Election ‘is a big opportunity’ says Sinn Fein’s Michelle O’Neill

Elisha McCallion, Michelle ONeill and Raymond McCartney
Elisha McCallion, Michelle ONeill and Raymond McCartney
  • Michelle O’Neill says Arlene Foster hasn’t reached out to her since she took over from Martin MCGuinness
  • New Sinn Fein leader in the north speaking after official launch of the Foyle election campaign
  • Mrs O’Neill says Sinn Fein are confident they’ll retain two seats in Foyle

Sinn Fein’s Michelle O’Neill has revealed DUP leader Arlene Foster has not reached out to her since she took over from Martin McGuinness.

The new leader of Sinn Fein in the north made the revelation after the official launch of the Foyle election campaign with candidates Raymond McCartney and Elisha McCallion in the Gasyard Centre in Derry on Saturday afternoon.

The only basis on which we can countenance a return to the institutions is on the basis of genuine partnership

Michelle O’Neill, Sinn Fein

When asked if the former First Minister had reached out to welcome her in her new role, formally or informally, Michelle O’Neill said: “She hasn’t, no, and I’m not annoyed by it. It is what it is.”

Mrs O’Neill said Arlene Foster should not put herself forward for any position in any potential Executive until after the Renewable Heat Incentive inquiry and report are complete.

“You would presume that anybody with common sense would not put themselvews forward for a position whilst that’s hanging over them so, we want the inquiry and I think it would be the right thing for her (Arlene Foster) to do - to take a step aside from any position in any potential Executive until such times as that inquiry reports,” said Ms O’Neill.

Asked about the party’s chances of retaining two seats in Foyle, Mrs O’Neill said: “We have a great team in Raymond and Elisha; Raymond with his years of experience and Elisha who also has significant experience. They are two great candidates. They’re out engaging with people, they’re getting really great positive feedback so, yeah, I think we can be confident about that.”

On Martin McGuinness, Mrs O’Neill said he had been a “tremendous mentor” for her.

“I mean, no one has worked harder than Martin to make the institutions work so I will obviously be calling on him because he’s a significant part of my life and someone I would definitely always turn to,” she said. “He’s standing down from the leadership role, but he’s very much part of the collective leadership which Sinn Fein has and he will obviously have a role to play in that.”
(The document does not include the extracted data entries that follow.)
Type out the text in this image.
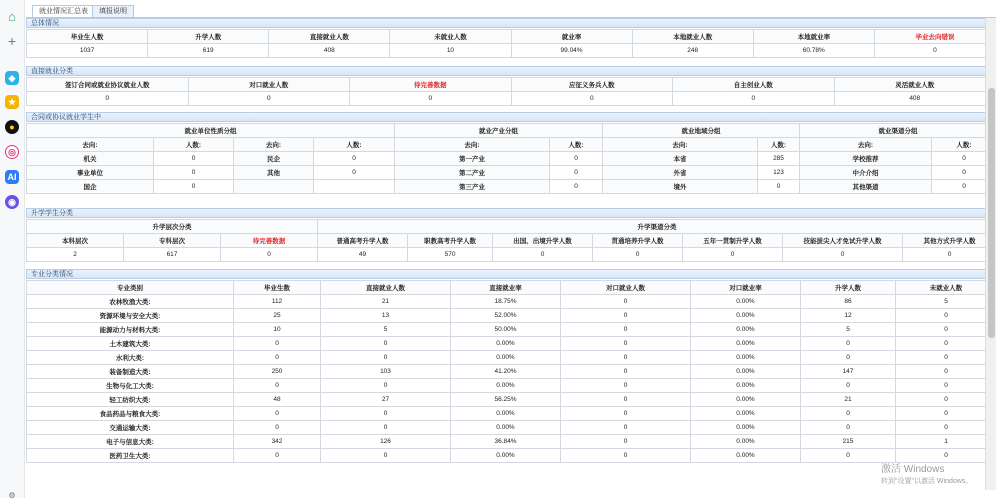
⌂
+
◈
★
●
◎
AI
◉
⚙
就业情况汇总表	填报说明
总体情况
毕业生人数	升学人数	直接就业人数	未就业人数	就业率	本地就业人数	本地就业率	毕业去向错误
1037	619	408	10	99.04%	248	60.78%	0
直接就业分类
签订合同或就业协议就业人数	对口就业人数	待完善数据	应征义务兵人数	自主创业人数	灵活就业人数
0	0	0	0	0	408
合同或协议就业学生中
就业单位性质分组				就业产业分组		就业地域分组		就业渠道分组	
去向:	人数:	去向:	人数:	去向:	人数:	去向:	人数:	去向:	人数:
机关	0	民企	0	第一产业	0	本省	285	学校推荐	0
事业单位	0	其他	0	第二产业	0	外省	123	中介介绍	0
国企	0			第三产业	0	境外	0	其他渠道	0
升学学生分类
升学层次分类			升学渠道分类						
本科层次	专科层次	待完善数据	普通高考升学人数	职教高考升学人数	出国、出境升学人数	贯通培养升学人数	五年一贯制升学人数	技能拔尖人才免试升学人数	其他方式升学人数
2	617	0	49	570	0	0	0	0	0
专业分类情况
专业类别	毕业生数	直接就业人数	直接就业率	对口就业人数	对口就业率	升学人数	未就业人数
农林牧渔大类:	112	21	18.75%	0	0.00%	86	5
资源环境与安全大类:	25	13	52.00%	0	0.00%	12	0
能源动力与材料大类:	10	5	50.00%	0	0.00%	5	0
土木建筑大类:	0	0	0.00%	0	0.00%	0	0
水利大类:	0	0	0.00%	0	0.00%	0	0
装备制造大类:	250	103	41.20%	0	0.00%	147	0
生物与化工大类:	0	0	0.00%	0	0.00%	0	0
轻工纺织大类:	48	27	56.25%	0	0.00%	21	0
食品药品与粮食大类:	0	0	0.00%	0	0.00%	0	0
交通运输大类:	0	0	0.00%	0	0.00%	0	0
电子与信息大类:	342	126	36.84%	0	0.00%	215	1
医药卫生大类:	0	0	0.00%	0	0.00%	0	0
激活 Windows
转到"设置"以激活 Windows。
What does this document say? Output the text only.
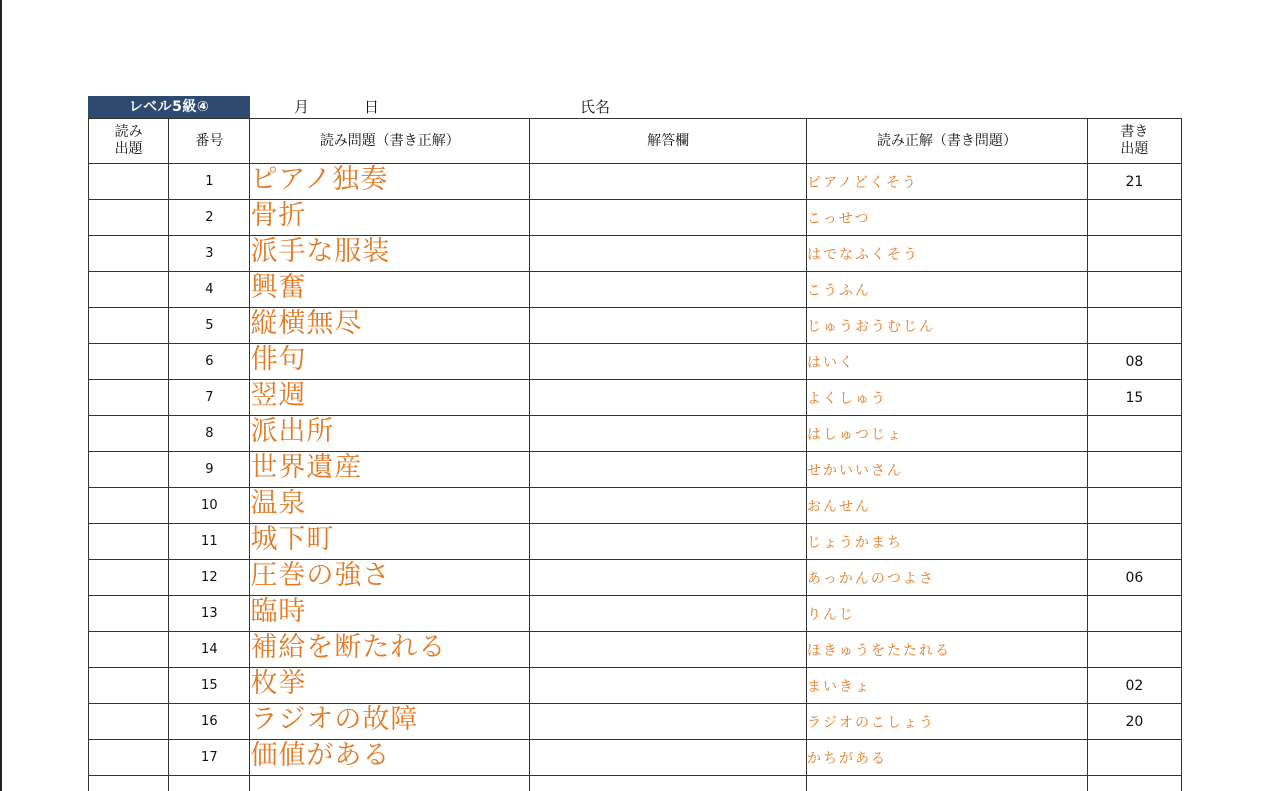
レベル5級④	月	日	氏名
読み
出題	番号	読み問題（書き正解）	解答欄	読み正解（書き問題）	書き
出題
	1	ピアノ独奏		ピアノどくそう	21
	2	骨折		こっせつ	
	3	派手な服装		はでなふくそう	
	4	興奮		こうふん	
	5	縦横無尽		じゅうおうむじん	
	6	俳句		はいく	08
	7	翌週		よくしゅう	15
	8	派出所		はしゅつじょ	
	9	世界遺産		せかいいさん	
	10	温泉		おんせん	
	11	城下町		じょうかまち	
	12	圧巻の強さ		あっかんのつよさ	06
	13	臨時		りんじ	
	14	補給を断たれる		ほきゅうをたたれる	
	15	枚挙		まいきょ	02
	16	ラジオの故障		ラジオのこしょう	20
	17	価値がある		かちがある	
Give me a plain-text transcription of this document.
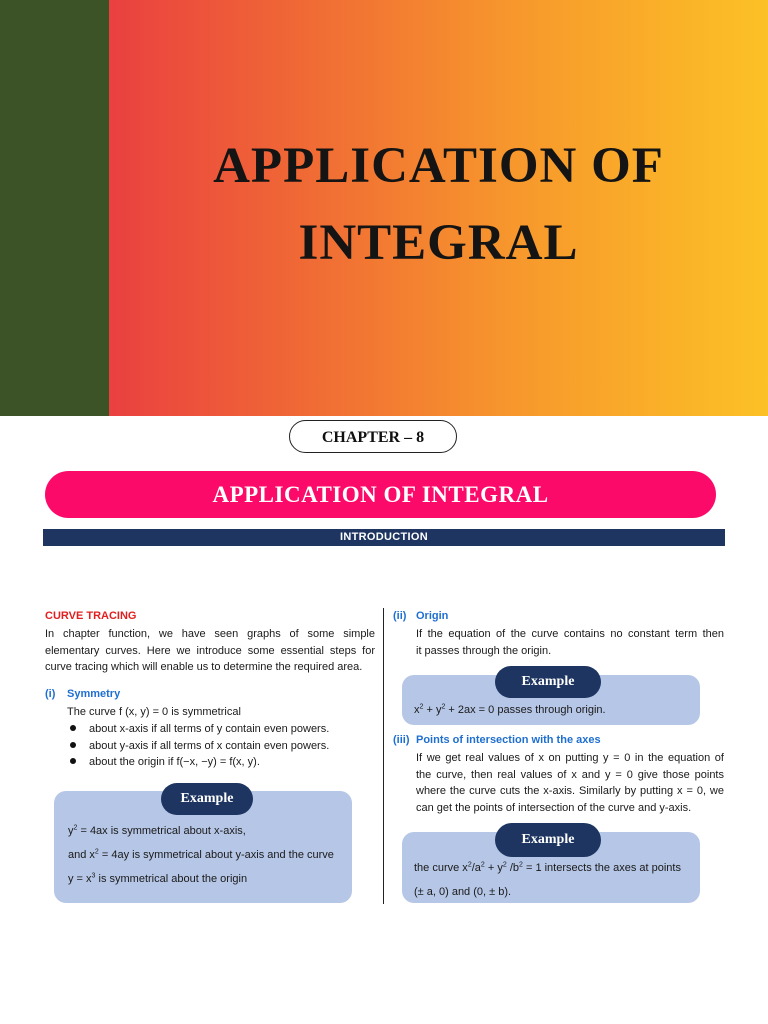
APPLICATION OF
INTEGRAL
CHAPTER – 8
APPLICATION OF INTEGRAL
INTRODUCTION
CURVE TRACING

In chapter function, we have seen graphs of some simple

elementary curves. Here we introduce some essential steps for

curve tracing which will enable us to determine the required area.

(i) Symmetry

The curve f (x, y) = 0 is symmetrical

about x-axis if all terms of y contain even powers.

about y-axis if all terms of x contain even powers.

about the origin if f(−x, −y) = f(x, y).

Example

$y^2 = 4ax$ is symmetrical about x-axis,

and $x^2 = 4ay$ is symmetrical about y-axis and the curve

$y = x^3$ is symmetrical about the origin

(ii) Origin

If the equation of the curve contains no constant term then

it passes through the origin.

Example

$x^2 + y^2 + 2ax = 0$ passes through origin.

(iii) Points of intersection with the axes

If we get real values of x on putting y = 0 in the equation of

the curve, then real values of x and y = 0 give those points

where the curve cuts the x-axis. Similarly by putting x = 0, we

can get the points of intersection of the curve and y-axis.

Example

the curve $x^2/a^2 + y^2$ $/b^2 = 1$ intersects the axes at points

(± a, 0) and (0, ± b).
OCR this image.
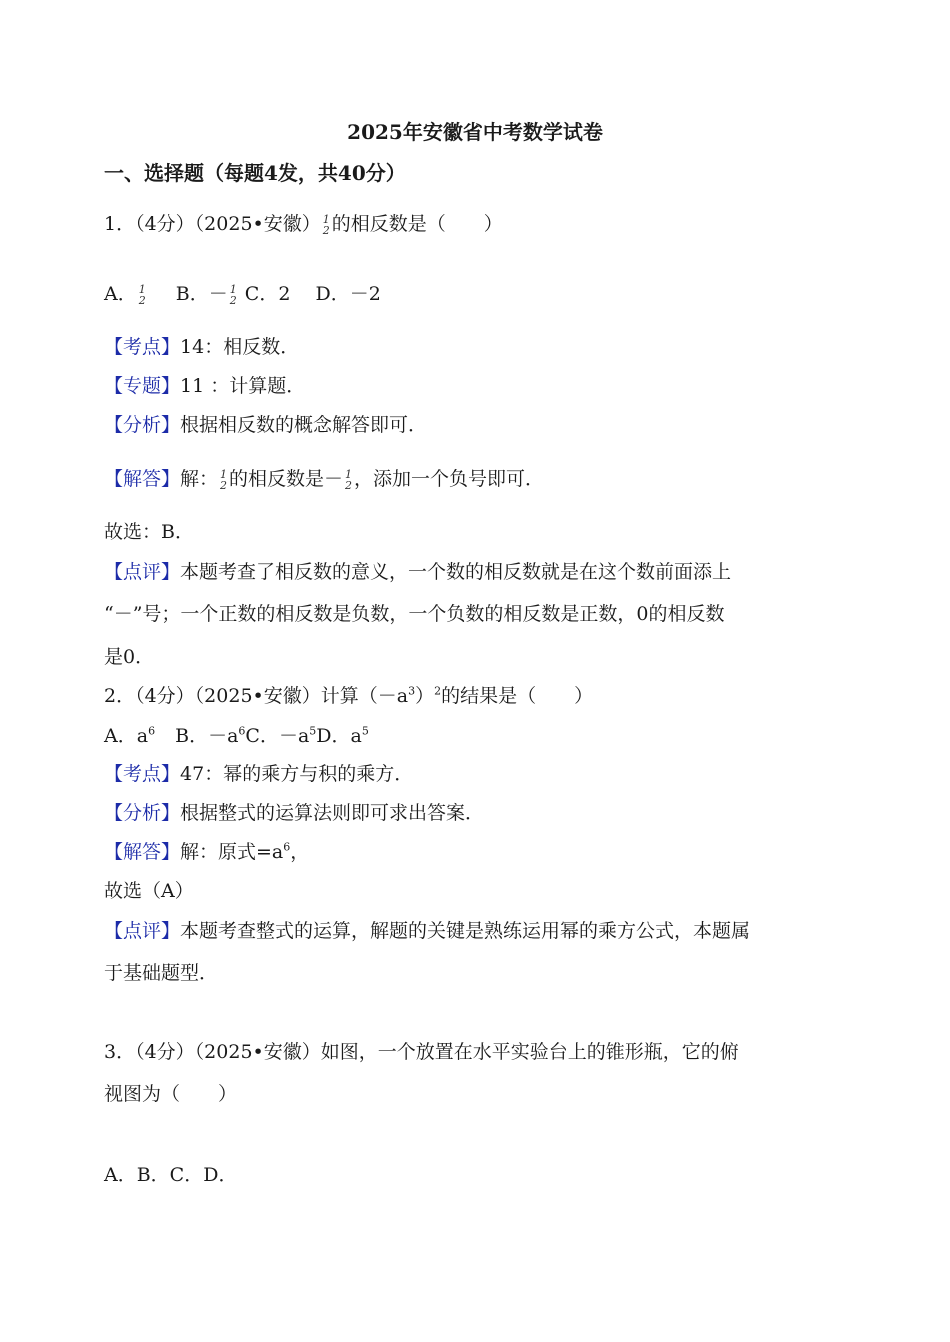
2025年安徽省中考数学试卷
一、选择题（每题4发，共40分）
1．（4分）（2025•安徽） 1
2 的相反数是（　　）
A． 1
2 B．－ 1
2 C．2　 D．－2
【考点】14：相反数．
【专题】11 ：计算题．
【分析】根据相反数的概念解答即可．
【解答】解： 1
2 的相反数是－ 1
2 ，添加一个负号即可．
故选：B．
【点评】本题考查了相反数的意义，一个数的相反数就是在这个数前面添上
“－”号；一个正数的相反数是负数，一个负数的相反数是正数，0的相反数
是0．
2．（4分）（2025•安徽）计算$(-a^3)^2$的结果是（　　）
A．$a^6$ B．$-a^6C$．$-a^5D$．$a^5$
【考点】47：幂的乘方与积的乘方．
【分析】根据整式的运算法则即可求出答案．
【解答】解：原式$=a^6$，
故选（A）
【点评】本题考查整式的运算，解题的关键是熟练运用幂的乘方公式，本题属
于基础题型．
3．（4分）（2025•安徽）如图，一个放置在水平实验台上的锥形瓶，它的俯
视图为（　　）
A．B．C．D．
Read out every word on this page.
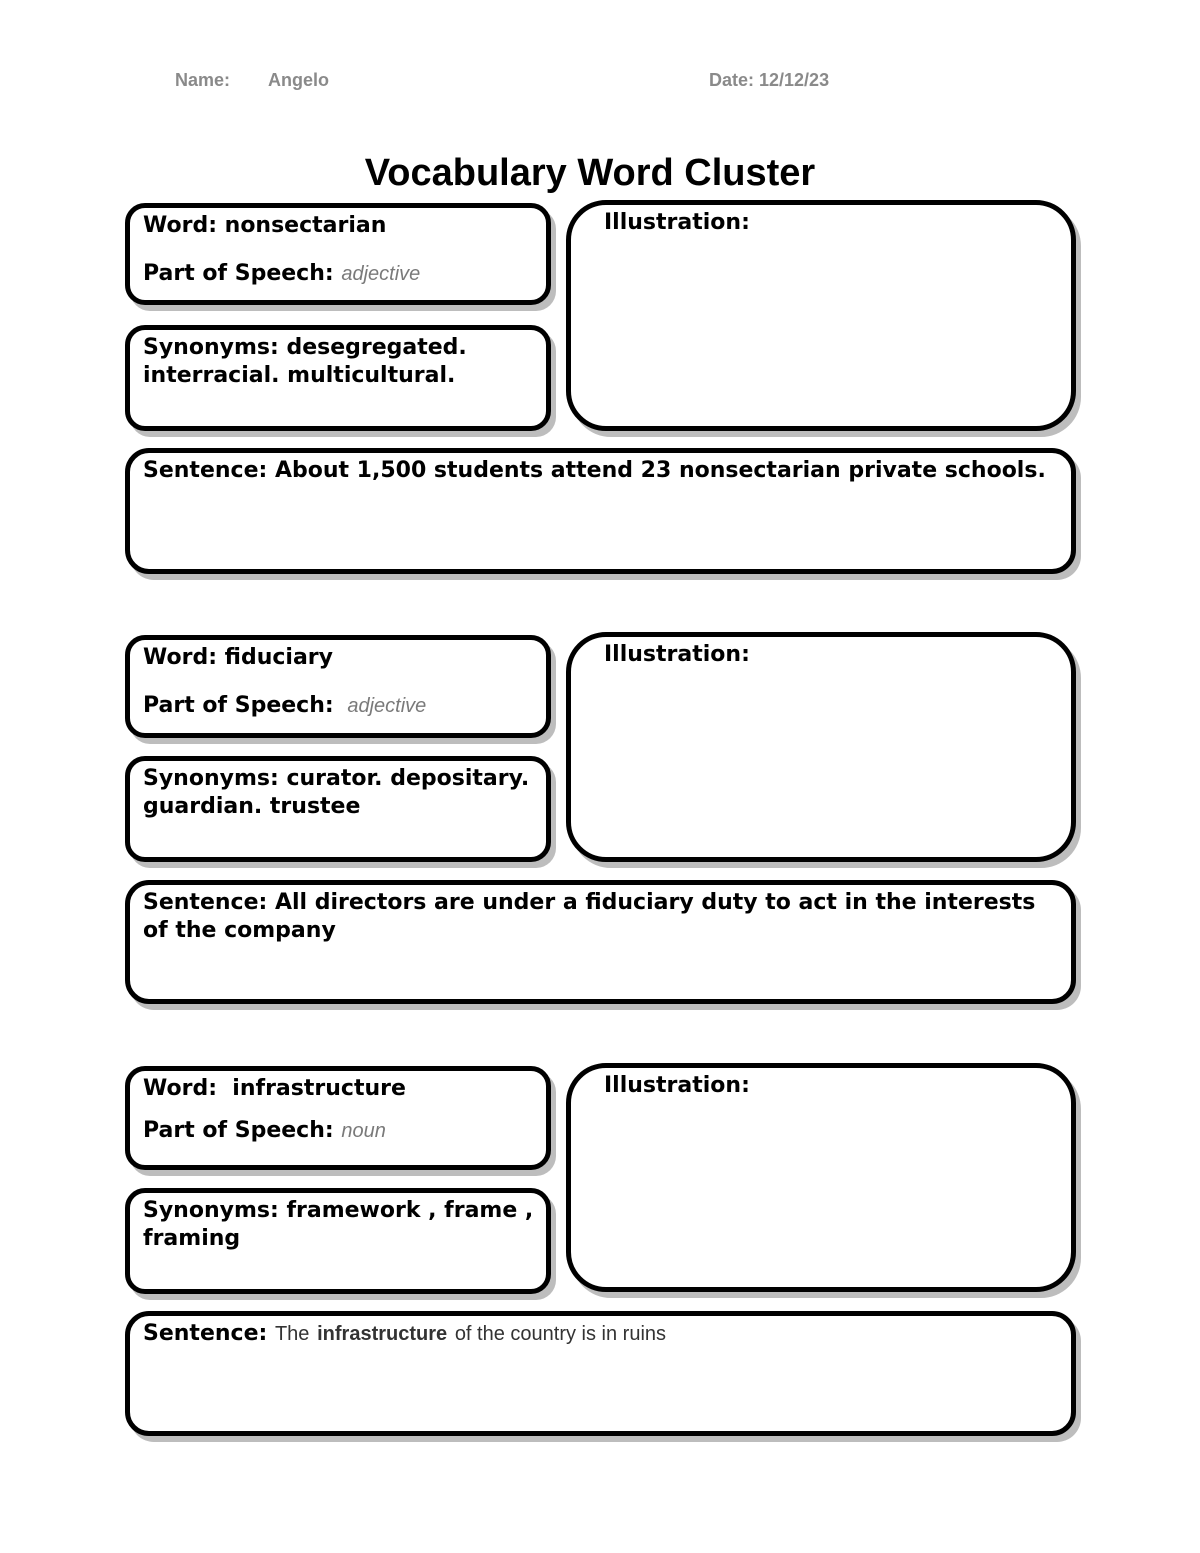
Name: Angelo	Date: 12/12/23
Vocabulary Word Cluster
Word: nonsectarian
Part of Speech: adjective
Synonyms: desegregated. interracial. multicultural.
Illustration:
Sentence: About 1,500 students attend 23 nonsectarian private schools.
Word: fiduciary
Part of Speech: adjective
Synonyms: curator. depositary. guardian. trustee
Illustration:
Sentence: All directors are under a fiduciary duty to act in the interests of the company
Word:  infrastructure
Part of Speech: noun
Synonyms: framework , frame , framing
Illustration:
Sentence: The infrastructure of the country is in ruins
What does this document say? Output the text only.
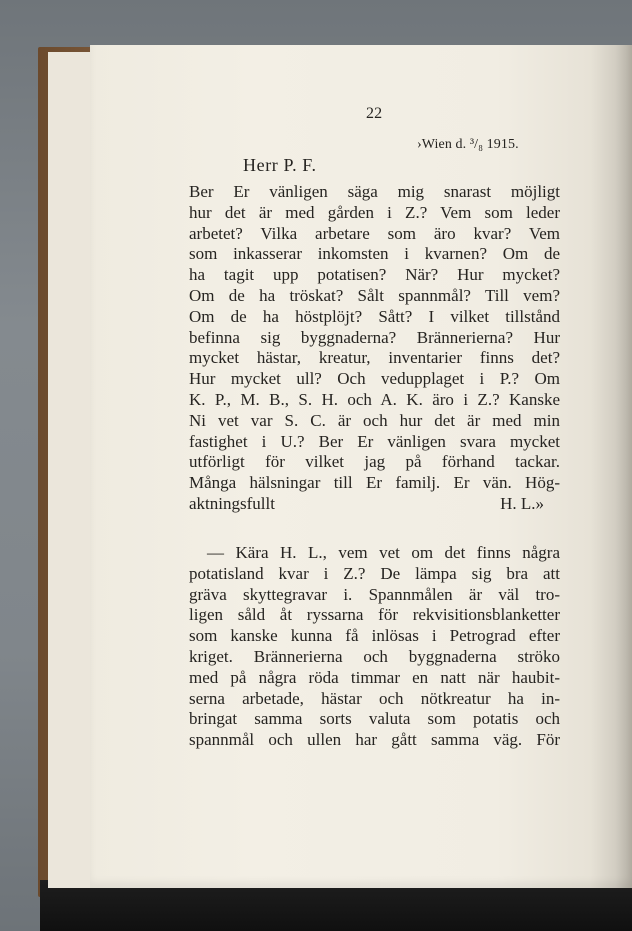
22
›Wien d. ³/₈ 1915.
Herr P. F.
Ber Er vänligen säga mig snarast möjligt
hur det är med gården i Z.? Vem som leder
arbetet? Vilka arbetare som äro kvar? Vem
som inkasserar inkomsten i kvarnen? Om de
ha tagit upp potatisen? När? Hur mycket?
Om de ha tröskat? Sålt spannmål? Till vem?
Om de ha höstplöjt? Sått? I vilket tillstånd
befinna sig byggnaderna? Brännerierna? Hur
mycket hästar, kreatur, inventarier finns det?
Hur mycket ull? Och vedupplaget i P.? Om
K. P., M. B., S. H. och A. K. äro i Z.? Kanske
Ni vet var S. C. är och hur det är med min
fastighet i U.? Ber Er vänligen svara mycket
utförligt för vilket jag på förhand tackar.
Många hälsningar till Er familj. Er vän. Hög-
aktningsfullt	H. L.»
— Kära H. L., vem vet om det finns några
potatisland kvar i Z.? De lämpa sig bra att
gräva skyttegravar i. Spannmålen är väl tro-
ligen såld åt ryssarna för rekvisitionsblanketter
som kanske kunna få inlösas i Petrograd efter
kriget. Brännerierna och byggnaderna ströko
med på några röda timmar en natt när haubit-
serna arbetade, hästar och nötkreatur ha in-
bringat samma sorts valuta som potatis och
spannmål och ullen har gått samma väg. För
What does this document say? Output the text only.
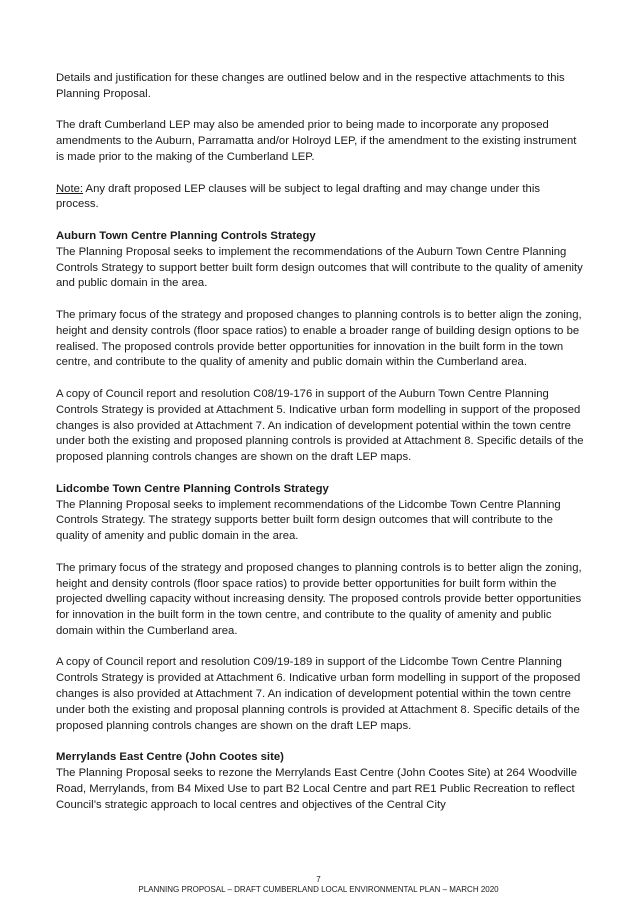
Details and justification for these changes are outlined below and in the respective attachments to this Planning Proposal.

The draft Cumberland LEP may also be amended prior to being made to incorporate any proposed amendments to the Auburn, Parramatta and/or Holroyd LEP, if the amendment to the existing instrument is made prior to the making of the Cumberland LEP.

Note: Any draft proposed LEP clauses will be subject to legal drafting and may change under this process.

Auburn Town Centre Planning Controls Strategy

The Planning Proposal seeks to implement the recommendations of the Auburn Town Centre Planning Controls Strategy to support better built form design outcomes that will contribute to the quality of amenity and public domain in the area.

The primary focus of the strategy and proposed changes to planning controls is to better align the zoning, height and density controls (floor space ratios) to enable a broader range of building design options to be realised. The proposed controls provide better opportunities for innovation in the built form in the town centre, and contribute to the quality of amenity and public domain within the Cumberland area.

A copy of Council report and resolution C08/19-176 in support of the Auburn Town Centre Planning Controls Strategy is provided at Attachment 5. Indicative urban form modelling in support of the proposed changes is also provided at Attachment 7. An indication of development potential within the town centre under both the existing and proposed planning controls is provided at Attachment 8. Specific details of the proposed planning controls changes are shown on the draft LEP maps.

Lidcombe Town Centre Planning Controls Strategy

The Planning Proposal seeks to implement recommendations of the Lidcombe Town Centre Planning Controls Strategy. The strategy supports better built form design outcomes that will contribute to the quality of amenity and public domain in the area.

The primary focus of the strategy and proposed changes to planning controls is to better align the zoning, height and density controls (floor space ratios) to provide better opportunities for built form within the projected dwelling capacity without increasing density. The proposed controls provide better opportunities for innovation in the built form in the town centre, and contribute to the quality of amenity and public domain within the Cumberland area.

A copy of Council report and resolution C09/19-189 in support of the Lidcombe Town Centre Planning Controls Strategy is provided at Attachment 6. Indicative urban form modelling in support of the proposed changes is also provided at Attachment 7. An indication of development potential within the town centre under both the existing and proposal planning controls is provided at Attachment 8. Specific details of the proposed planning controls changes are shown on the draft LEP maps.

Merrylands East Centre (John Cootes site)

The Planning Proposal seeks to rezone the Merrylands East Centre (John Cootes Site) at 264 Woodville Road, Merrylands, from B4 Mixed Use to part B2 Local Centre and part RE1 Public Recreation to reflect Council’s strategic approach to local centres and objectives of the Central City

7
PLANNING PROPOSAL – DRAFT CUMBERLAND LOCAL ENVIRONMENTAL PLAN – MARCH 2020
Mrs O’Neill said the snap election is “about Sinn Féin standing up against scandal, disrespect and bigotry. That is why Martin took the stand he did”.

“The only basis on which we can countenance a return to the institutions is on the basis of genuine partnership, equality, respect and integrity in government. In this election, we now have an opportunity to realise what Martin worked so hard to build. We can fix the political institutions. We can end the waste of public money. We can end the racism, sectarianism, homophobia and sexism. But we all need to do it together. This is a big challenge. But it is also a big opportunity to move our society and our struggle forward,” said Mrs O’Neill.